Le Faune de Pompéi ou la danse de la Vie

 

Le Faune de Pompéi ou la danse de la Vie (par Philippe Durbecq)

 

Par sa danse et le mouvement en spirale que décrit son corps[1], le Faune[2] de la maison homonyme de Pompéi extériorise l’extase dionysiaque ou la fièvre de la luxure, mais aussi et surtout la simple et pure joie de vivre.


 Le Faune a sauté sur la pointe des pieds et la vibration du bond qu’il vient de faire secoue son corps d’un tressaillement qui semble même se propager à tout l’espace environnant. Cet espace, il le domine de son regard argenté, la tête tournée vers le haut.


Envoûté par la musique et le vin, il a levé les bras en l’air comme les derviches tourneurs et claque des doigts pour marquer le rythme.

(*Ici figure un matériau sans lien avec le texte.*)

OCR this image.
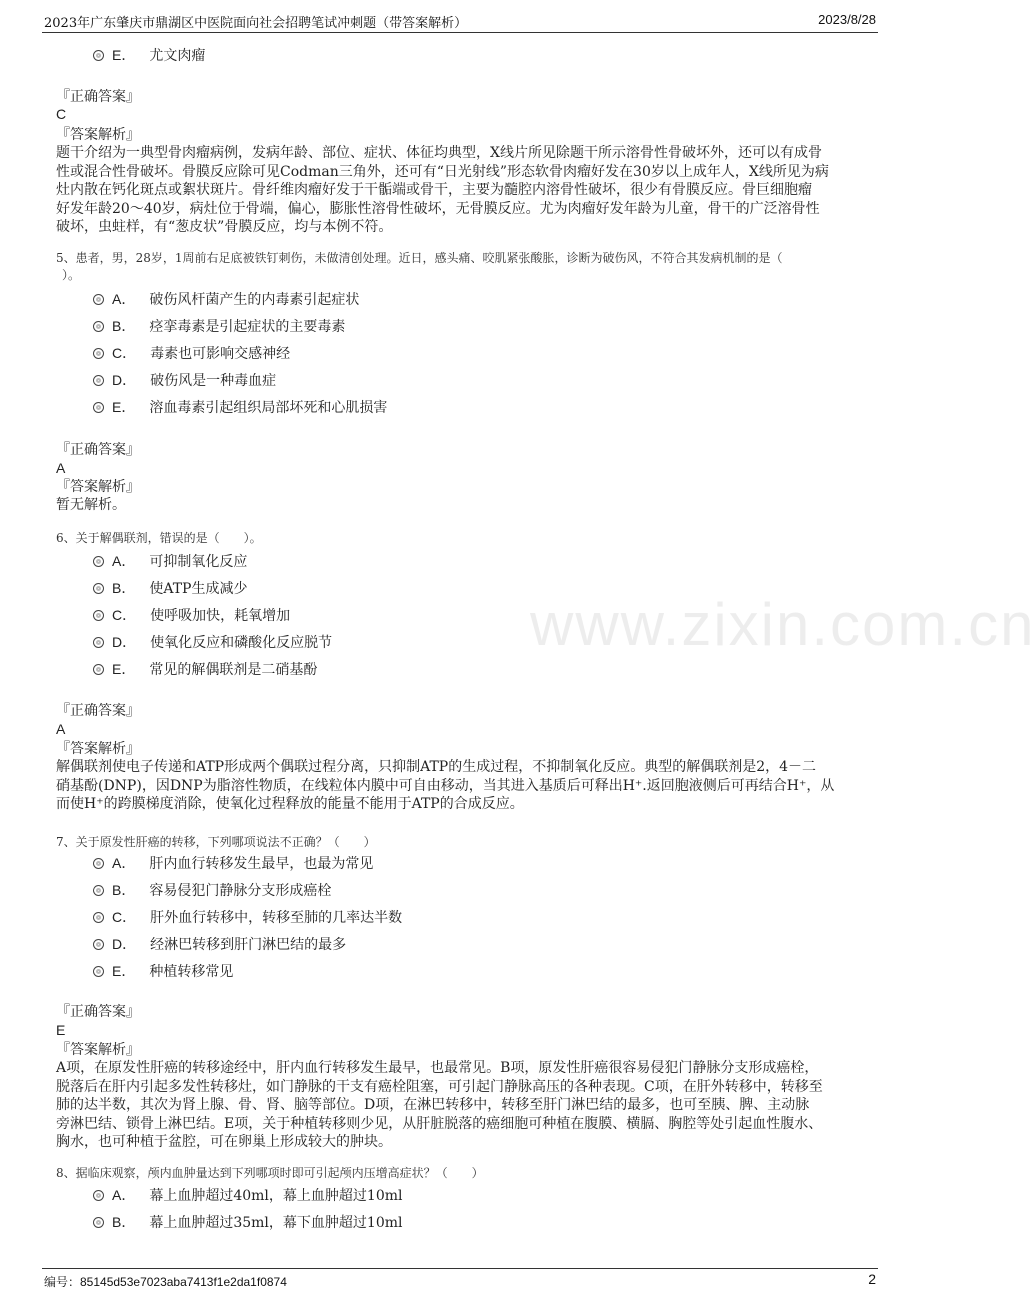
2023年广东肇庆市鼎湖区中医院面向社会招聘笔试冲刺题（带答案解析）	2023/8/28
www.zixin.com.cn
E． 尤文肉瘤
『正确答案』
C
『答案解析』

题干介绍为一典型骨肉瘤病例，发病年龄、部位、症状、体征均典型，X线片所见除题干所示溶骨性骨破坏外，还可以有成骨

性或混合性骨破坏。骨膜反应除可见Codman三角外，还可有“日光射线”形态软骨肉瘤好发在30岁以上成年人，X线所见为病

灶内散在钙化斑点或絮状斑片。骨纤维肉瘤好发于干骺端或骨干，主要为髓腔内溶骨性破坏，很少有骨膜反应。骨巨细胞瘤

好发年龄20～40岁，病灶位于骨端，偏心，膨胀性溶骨性破坏，无骨膜反应。尤为肉瘤好发年龄为儿童，骨干的广泛溶骨性

破坏，虫蛀样，有“葱皮状”骨膜反应，均与本例不符。

5、患者，男，28岁，1周前右足底被铁钉刺伤，未做清创处理。近日，感头痛、咬肌紧张酸胀，诊断为破伤风，不符合其发病机制的是（

）。

A． 破伤风杆菌产生的内毒素引起症状
B． 痉挛毒素是引起症状的主要毒素
C． 毒素也可影响交感神经
D． 破伤风是一种毒血症
E． 溶血毒素引起组织局部坏死和心肌损害
『正确答案』
A
『答案解析』

暂无解析。

6、关于解偶联剂，错误的是（　　）。

A． 可抑制氧化反应
B． 使ATP生成减少
C． 使呼吸加快，耗氧增加
D． 使氧化反应和磷酸化反应脱节
E． 常见的解偶联剂是二硝基酚
『正确答案』
A
『答案解析』

解偶联剂使电子传递和ATP形成两个偶联过程分离，只抑制ATP的生成过程，不抑制氧化反应。典型的解偶联剂是2，4－二

硝基酚(DNP)，因DNP为脂溶性物质，在线粒体内膜中可自由移动，当其进入基质后可释出H⁺.返回胞液侧后可再结合H⁺，从

而使H⁺的跨膜梯度消除，使氧化过程释放的能量不能用于ATP的合成反应。

7、关于原发性肝癌的转移，下列哪项说法不正确？（　　）

A． 肝内血行转移发生最早，也最为常见
B． 容易侵犯门静脉分支形成癌栓
C． 肝外血行转移中，转移至肺的几率达半数
D． 经淋巴转移到肝门淋巴结的最多
E． 种植转移常见
『正确答案』
E
『答案解析』

A项，在原发性肝癌的转移途经中，肝内血行转移发生最早，也最常见。B项，原发性肝癌很容易侵犯门静脉分支形成癌栓，

脱落后在肝内引起多发性转移灶，如门静脉的干支有癌栓阻塞，可引起门静脉高压的各种表现。C项，在肝外转移中，转移至

肺的达半数，其次为肾上腺、骨、肾、脑等部位。D项，在淋巴转移中，转移至肝门淋巴结的最多，也可至胰、脾、主动脉

旁淋巴结、锁骨上淋巴结。E项，关于种植转移则少见，从肝脏脱落的癌细胞可种植在腹膜、横膈、胸腔等处引起血性腹水、

胸水，也可种植于盆腔，可在卵巢上形成较大的肿块。

8、据临床观察，颅内血肿量达到下列哪项时即可引起颅内压增高症状？（　　）

A． 幕上血肿超过40ml，幕上血肿超过10ml
B． 幕上血肿超过35ml，幕下血肿超过10ml
编号：85145d53e7023aba7413f1e2da1f0874	2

 C’est l’élan vital qui anime tout être humain que ce Faune exprime, en clamant, dans une ode à la joie la plus spontanée, la plus intense et la plus profonde qui soit, son bonheur de vivre. Sa danse est celle du triomphe de la vie.


     

Le Faune de Pompéi (photo de gauche avec l’aimable autorisation du Dr. Francesco di Bennardo ; photo de droite libre de droits – Licence CC BY-SA 4.0 – auteur : Miguel Hermoso Cuesta (travail personnel))

 Pensons d’abord à cette « Danse de la vie[3] », à cette « chorégraphie cellulaire » qui engendre ce miracle ineffable permettant à une seule cellule fertilisée d’en produire quarante milliards qui vont former un être humain.


 La vie est brève et chaque seconde est précieuse. Chaque instant devrait être un hymne et une danse à la vie : « Tu es le souffle de ma vie. Le vent qui danse autour de moi. Tu es la fraîcheur de mes nuits. (…) Mon cœur qui bat (…). Allez, viens, danse à la vie ![4] ». 


Mordre à pleines dents dans la vie, comme on mord dans la pulpe juteuse d’une pêche mûre, savourer le doux baiser de la femme qu’on aime, respirer son parfum d’un autre monde qui la rend unique, admirer les couleurs sublimes d’un coucher de soleil, ou un séduisant sourire : carpe diem !


 


Le Faune de Pompéi sur fond de paysage avec le Vésuve en arrière-plan (photo avec l’aimable autorisation du Dr. Francesco di Bennardo)


[1] La danse imprime à son corps un mouvement ascensionnel et hélicoïdal très bien rendu par l’artiste. L’harmonie du corps et sa plastique sont également remarquables. Le mouvement hélicoïdal de celui-ci permet de déployer tout un jeu de clair-obscur de la lumière, bien que l’éclairage de la statuette arrivait, à l’origine, essentiellement par le haut, puisque la statuette se trouvait dans l’atrium, au dessous d’un compluvium qui, outre son rôle dans la récolte de l’eau de pluie, constituait un puits de lumière.

[2] Pour le contexte de la statuette au centre de l’impluvium de la maison, voir le site https://youtu.be/5yxYpa1t5Zs. A noter qu’un Faune et un Satyre présentent quelques petites différences : le Faune appartient à la mythologie romaine, alors que le Satyre était déjà présent dans la mythologie grecque. Tous deux ont toutefois une sexualité débordante (les Satyres s’en prennent même parfois à l’âne de Dionysos à l’instar du dieu Pan – auquel les Satyres s’associent parfois – que l'on peut voir s’accoupler avec une chèvre n’ayant pas l’air trop effarouchée sur une sculpture du musée archéologique national de Naples). Le Faune, fils de Faunus, troisième roi du Latium et petit-fils de Saturne, est une créature mi-humaine, mi-capridée (le Faune de Pompéi arbore d’ailleurs une petite queue de bouc au bas du dos et des cornes dressées au milieu de ses cheveux en broussaille) ; à quelques différences près, le second partage avec le Faune les mêmes attributs : il est un homme-bouc également (de sorte que le Faune finit par devenir l’équivalent latin du Satyre). Mi-hommes, mi-bêtes, les Faunes et les Satyres se situent à la lisière entre les mondes civilisé et sauvage.

[3] Titre de l’ouvrage de Magdalena Zernicka-Goetz, spécialiste mondiale du développement embryonnaire.

[4] Paroles de la chanson « Danse à la vie » de Demis Roussos.